As searchers spread out over rural Burnett County, Wis., looking for missing Keith Kennedy, one of the untold stories was the role that volunteer mountain bike patrollers played in the extensive operation. Those members of the National Mountain Bike Patrol (NMBP) were coordinated by the Backcountry Trail Patrol Association, an NMBP unit based in Isanti County's Bradford Township.
Eleven volunteer mountain bike patrollers from the MORC (Minnesota Off-Road Cyclists) Mountain Bike Patrol (Mpls.-St.Paul), the Barmy Dogs Mountain Bike Patrol (Spooner, WI), and the Backcountry Trail Patrol dropped what they were doing, left work, left other cycling events and rode to the call to search for someone who simply was not able to help himself. Those efforts paid off when Keith Kennedy was found alive on Sunday evening. Although none of the patrollers made the actual find, their hard work help enabled authorities to eliminate areas where Kennedy was not.
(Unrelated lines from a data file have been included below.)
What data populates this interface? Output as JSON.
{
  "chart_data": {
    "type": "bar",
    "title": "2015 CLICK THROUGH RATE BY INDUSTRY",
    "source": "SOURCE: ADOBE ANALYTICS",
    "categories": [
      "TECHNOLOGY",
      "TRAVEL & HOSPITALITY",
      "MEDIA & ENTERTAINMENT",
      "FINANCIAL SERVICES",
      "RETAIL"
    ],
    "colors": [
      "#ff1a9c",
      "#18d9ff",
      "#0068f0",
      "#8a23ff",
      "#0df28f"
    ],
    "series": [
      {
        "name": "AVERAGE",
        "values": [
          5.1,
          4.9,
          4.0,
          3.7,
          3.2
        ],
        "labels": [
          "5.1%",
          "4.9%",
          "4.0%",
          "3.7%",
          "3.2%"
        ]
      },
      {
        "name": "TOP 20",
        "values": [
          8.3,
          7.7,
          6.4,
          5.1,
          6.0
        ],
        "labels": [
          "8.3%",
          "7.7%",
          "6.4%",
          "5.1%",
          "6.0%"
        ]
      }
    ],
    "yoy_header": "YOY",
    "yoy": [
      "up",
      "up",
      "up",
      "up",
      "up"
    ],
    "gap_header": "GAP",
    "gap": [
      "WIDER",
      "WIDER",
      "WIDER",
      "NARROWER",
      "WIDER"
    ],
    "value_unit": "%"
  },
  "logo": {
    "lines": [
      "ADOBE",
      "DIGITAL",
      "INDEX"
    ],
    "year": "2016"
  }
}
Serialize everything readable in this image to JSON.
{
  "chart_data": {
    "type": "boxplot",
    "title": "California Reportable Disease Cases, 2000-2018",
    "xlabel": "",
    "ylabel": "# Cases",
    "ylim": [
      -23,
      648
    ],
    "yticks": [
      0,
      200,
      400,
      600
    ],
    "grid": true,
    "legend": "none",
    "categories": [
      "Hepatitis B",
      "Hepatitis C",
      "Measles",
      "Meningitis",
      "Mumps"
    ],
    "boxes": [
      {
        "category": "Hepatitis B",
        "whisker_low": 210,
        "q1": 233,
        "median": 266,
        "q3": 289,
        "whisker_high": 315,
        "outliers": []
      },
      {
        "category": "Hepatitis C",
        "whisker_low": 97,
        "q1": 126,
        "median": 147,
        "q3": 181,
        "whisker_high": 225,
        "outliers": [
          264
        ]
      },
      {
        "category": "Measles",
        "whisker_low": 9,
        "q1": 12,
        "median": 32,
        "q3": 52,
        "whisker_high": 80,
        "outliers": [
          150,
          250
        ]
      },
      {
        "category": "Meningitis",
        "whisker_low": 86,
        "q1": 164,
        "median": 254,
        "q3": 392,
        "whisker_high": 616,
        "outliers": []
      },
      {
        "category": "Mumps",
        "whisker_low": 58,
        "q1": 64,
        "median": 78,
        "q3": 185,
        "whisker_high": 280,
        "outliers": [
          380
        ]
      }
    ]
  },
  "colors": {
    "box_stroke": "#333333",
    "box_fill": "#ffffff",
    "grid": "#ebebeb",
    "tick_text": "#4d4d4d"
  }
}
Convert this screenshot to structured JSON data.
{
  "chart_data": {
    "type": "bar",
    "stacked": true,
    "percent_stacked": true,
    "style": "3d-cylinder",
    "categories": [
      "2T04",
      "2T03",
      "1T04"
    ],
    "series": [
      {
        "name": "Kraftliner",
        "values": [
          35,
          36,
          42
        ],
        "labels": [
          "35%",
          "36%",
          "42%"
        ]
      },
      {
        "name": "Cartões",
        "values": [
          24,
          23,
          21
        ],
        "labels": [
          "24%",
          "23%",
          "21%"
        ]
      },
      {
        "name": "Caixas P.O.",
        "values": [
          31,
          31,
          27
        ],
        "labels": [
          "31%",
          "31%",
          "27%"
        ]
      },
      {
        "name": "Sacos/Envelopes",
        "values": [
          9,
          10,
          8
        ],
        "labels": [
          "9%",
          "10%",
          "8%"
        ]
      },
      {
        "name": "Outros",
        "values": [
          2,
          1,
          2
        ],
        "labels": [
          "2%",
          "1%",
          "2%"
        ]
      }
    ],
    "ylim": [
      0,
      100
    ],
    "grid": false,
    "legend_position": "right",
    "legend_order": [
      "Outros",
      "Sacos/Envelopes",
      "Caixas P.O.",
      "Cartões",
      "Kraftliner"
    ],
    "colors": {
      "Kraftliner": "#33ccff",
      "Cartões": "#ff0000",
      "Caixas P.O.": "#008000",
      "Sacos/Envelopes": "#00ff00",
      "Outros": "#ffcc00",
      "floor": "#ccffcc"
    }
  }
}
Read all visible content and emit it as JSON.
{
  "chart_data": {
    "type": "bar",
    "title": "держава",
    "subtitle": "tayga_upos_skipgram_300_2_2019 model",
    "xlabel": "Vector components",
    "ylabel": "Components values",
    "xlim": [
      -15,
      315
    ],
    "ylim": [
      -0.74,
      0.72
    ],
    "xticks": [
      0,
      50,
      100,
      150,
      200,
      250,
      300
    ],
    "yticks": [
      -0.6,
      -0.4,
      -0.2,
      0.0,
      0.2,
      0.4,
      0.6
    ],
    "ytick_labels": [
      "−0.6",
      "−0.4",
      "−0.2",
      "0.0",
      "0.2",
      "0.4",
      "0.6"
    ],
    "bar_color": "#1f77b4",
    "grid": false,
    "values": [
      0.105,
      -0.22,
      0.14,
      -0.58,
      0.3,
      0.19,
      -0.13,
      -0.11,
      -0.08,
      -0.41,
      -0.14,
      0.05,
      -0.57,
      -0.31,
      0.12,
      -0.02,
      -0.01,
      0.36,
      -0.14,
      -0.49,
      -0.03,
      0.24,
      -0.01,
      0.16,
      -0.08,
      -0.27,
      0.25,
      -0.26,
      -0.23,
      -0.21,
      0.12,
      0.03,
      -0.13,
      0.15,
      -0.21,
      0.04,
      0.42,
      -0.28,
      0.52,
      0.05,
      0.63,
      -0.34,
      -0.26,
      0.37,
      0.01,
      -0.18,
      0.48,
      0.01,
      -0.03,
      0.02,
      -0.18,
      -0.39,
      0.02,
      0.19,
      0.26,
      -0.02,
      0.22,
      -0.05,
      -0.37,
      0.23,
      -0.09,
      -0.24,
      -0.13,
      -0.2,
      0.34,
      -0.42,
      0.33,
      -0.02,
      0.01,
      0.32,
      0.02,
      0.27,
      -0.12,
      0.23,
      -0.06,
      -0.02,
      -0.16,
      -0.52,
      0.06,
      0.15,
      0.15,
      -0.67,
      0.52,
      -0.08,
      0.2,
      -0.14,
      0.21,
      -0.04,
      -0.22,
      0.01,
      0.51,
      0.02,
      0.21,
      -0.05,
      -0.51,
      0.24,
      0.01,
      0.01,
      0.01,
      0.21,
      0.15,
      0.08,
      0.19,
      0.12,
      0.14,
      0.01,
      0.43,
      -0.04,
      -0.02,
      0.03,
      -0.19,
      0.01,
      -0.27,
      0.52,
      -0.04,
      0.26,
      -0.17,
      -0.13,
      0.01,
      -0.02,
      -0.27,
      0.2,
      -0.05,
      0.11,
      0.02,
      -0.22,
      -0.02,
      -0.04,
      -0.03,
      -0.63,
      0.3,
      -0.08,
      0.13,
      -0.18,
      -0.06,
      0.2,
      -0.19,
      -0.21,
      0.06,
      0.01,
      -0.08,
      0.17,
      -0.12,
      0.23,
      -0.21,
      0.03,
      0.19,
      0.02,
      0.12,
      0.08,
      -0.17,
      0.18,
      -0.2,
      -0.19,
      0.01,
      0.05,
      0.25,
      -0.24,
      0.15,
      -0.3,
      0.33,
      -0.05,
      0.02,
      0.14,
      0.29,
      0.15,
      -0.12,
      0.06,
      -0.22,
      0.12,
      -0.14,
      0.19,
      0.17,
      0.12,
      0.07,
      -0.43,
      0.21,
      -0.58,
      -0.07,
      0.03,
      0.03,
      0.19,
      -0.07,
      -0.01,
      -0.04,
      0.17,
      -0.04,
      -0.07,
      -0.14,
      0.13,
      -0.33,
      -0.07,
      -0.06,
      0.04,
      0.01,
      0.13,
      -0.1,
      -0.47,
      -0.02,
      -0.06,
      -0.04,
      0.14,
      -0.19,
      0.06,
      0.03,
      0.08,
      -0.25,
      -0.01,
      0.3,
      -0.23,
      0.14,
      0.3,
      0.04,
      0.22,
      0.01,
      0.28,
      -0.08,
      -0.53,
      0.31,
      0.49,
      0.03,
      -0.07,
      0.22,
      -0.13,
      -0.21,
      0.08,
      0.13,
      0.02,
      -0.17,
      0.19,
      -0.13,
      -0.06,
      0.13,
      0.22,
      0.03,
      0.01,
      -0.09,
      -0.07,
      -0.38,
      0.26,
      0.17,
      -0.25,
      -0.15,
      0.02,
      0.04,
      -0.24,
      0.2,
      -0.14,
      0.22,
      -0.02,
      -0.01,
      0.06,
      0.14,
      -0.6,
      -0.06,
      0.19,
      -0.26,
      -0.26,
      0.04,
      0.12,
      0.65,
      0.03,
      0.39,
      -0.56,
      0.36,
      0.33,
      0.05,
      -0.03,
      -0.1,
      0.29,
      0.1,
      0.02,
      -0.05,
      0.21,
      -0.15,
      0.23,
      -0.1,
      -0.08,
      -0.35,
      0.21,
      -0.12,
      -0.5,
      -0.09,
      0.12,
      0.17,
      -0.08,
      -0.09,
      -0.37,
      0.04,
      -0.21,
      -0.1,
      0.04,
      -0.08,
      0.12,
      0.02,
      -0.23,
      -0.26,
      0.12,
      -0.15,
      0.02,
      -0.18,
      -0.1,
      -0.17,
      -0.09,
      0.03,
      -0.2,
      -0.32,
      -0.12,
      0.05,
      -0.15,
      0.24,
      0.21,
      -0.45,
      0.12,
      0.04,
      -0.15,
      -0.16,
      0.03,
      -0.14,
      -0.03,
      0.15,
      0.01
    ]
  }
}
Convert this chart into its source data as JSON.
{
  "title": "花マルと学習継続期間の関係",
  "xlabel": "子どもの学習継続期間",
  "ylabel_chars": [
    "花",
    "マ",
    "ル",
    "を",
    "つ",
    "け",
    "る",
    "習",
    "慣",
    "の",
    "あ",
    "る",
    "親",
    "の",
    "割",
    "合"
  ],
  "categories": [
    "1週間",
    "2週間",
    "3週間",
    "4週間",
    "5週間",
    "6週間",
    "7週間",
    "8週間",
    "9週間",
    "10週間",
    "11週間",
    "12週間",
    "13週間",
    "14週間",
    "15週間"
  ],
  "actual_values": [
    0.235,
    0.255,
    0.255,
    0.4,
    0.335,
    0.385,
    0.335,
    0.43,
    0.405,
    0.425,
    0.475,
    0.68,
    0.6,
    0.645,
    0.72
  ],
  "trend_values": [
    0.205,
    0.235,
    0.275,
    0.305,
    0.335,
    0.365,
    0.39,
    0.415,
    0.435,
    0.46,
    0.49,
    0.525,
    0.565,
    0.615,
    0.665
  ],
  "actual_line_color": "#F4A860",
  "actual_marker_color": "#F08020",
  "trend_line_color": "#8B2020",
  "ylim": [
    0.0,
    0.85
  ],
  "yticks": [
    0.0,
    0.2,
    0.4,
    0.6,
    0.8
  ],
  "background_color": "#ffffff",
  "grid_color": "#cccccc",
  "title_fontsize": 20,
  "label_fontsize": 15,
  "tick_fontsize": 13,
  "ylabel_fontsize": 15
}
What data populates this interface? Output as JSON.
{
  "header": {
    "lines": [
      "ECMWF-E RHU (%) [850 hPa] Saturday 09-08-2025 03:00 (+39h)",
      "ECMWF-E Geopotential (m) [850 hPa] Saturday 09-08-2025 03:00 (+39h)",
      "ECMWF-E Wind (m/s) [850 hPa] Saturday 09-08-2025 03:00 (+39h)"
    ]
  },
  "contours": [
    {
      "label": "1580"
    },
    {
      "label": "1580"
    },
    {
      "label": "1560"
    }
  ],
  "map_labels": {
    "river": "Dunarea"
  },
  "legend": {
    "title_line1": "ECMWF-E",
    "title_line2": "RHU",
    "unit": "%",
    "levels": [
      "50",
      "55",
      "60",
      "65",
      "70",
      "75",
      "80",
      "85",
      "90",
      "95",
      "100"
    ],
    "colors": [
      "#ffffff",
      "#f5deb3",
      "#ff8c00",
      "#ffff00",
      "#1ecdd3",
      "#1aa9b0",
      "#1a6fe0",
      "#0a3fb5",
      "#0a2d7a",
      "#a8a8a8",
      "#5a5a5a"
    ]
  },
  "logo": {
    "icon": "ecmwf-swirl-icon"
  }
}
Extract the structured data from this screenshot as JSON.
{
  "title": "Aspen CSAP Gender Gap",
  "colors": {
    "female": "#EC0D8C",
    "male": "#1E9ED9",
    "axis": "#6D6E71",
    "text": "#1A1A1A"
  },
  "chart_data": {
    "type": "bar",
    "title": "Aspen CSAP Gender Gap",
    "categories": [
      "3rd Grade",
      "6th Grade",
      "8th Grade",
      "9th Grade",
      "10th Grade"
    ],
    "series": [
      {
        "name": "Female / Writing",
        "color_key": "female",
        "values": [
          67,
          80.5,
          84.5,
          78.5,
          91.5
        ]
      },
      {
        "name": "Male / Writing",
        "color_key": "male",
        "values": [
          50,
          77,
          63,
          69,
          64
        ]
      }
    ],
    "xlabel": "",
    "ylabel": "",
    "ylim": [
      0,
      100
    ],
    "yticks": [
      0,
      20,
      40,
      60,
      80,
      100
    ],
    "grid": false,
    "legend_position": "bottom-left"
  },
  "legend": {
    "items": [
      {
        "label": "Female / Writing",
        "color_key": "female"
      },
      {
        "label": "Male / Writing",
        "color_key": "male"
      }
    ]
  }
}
The patrol members put in over 135 man-hours and covered over 250 miles of roads, foot and ATV trails, forest lanes, hunter tracks and game paths; checked scores of buildings, houses, barns, hunting shacks, tool sheds, and even outhouses and doghouses, since being were called out on Wednesday.
The bike patrol search effort was coordinated by Backcountry Trail Patrol director Hans Erdman of rural Isanti. Erdman is a MN DOT certified Special-Needs Transportation driver-trainer and has worked extensively with autistic passengers. He is also a Minnesota DNR State Park Ranger, who has been involved in search and rescue operations as either a ranger and a volunteer since 1971.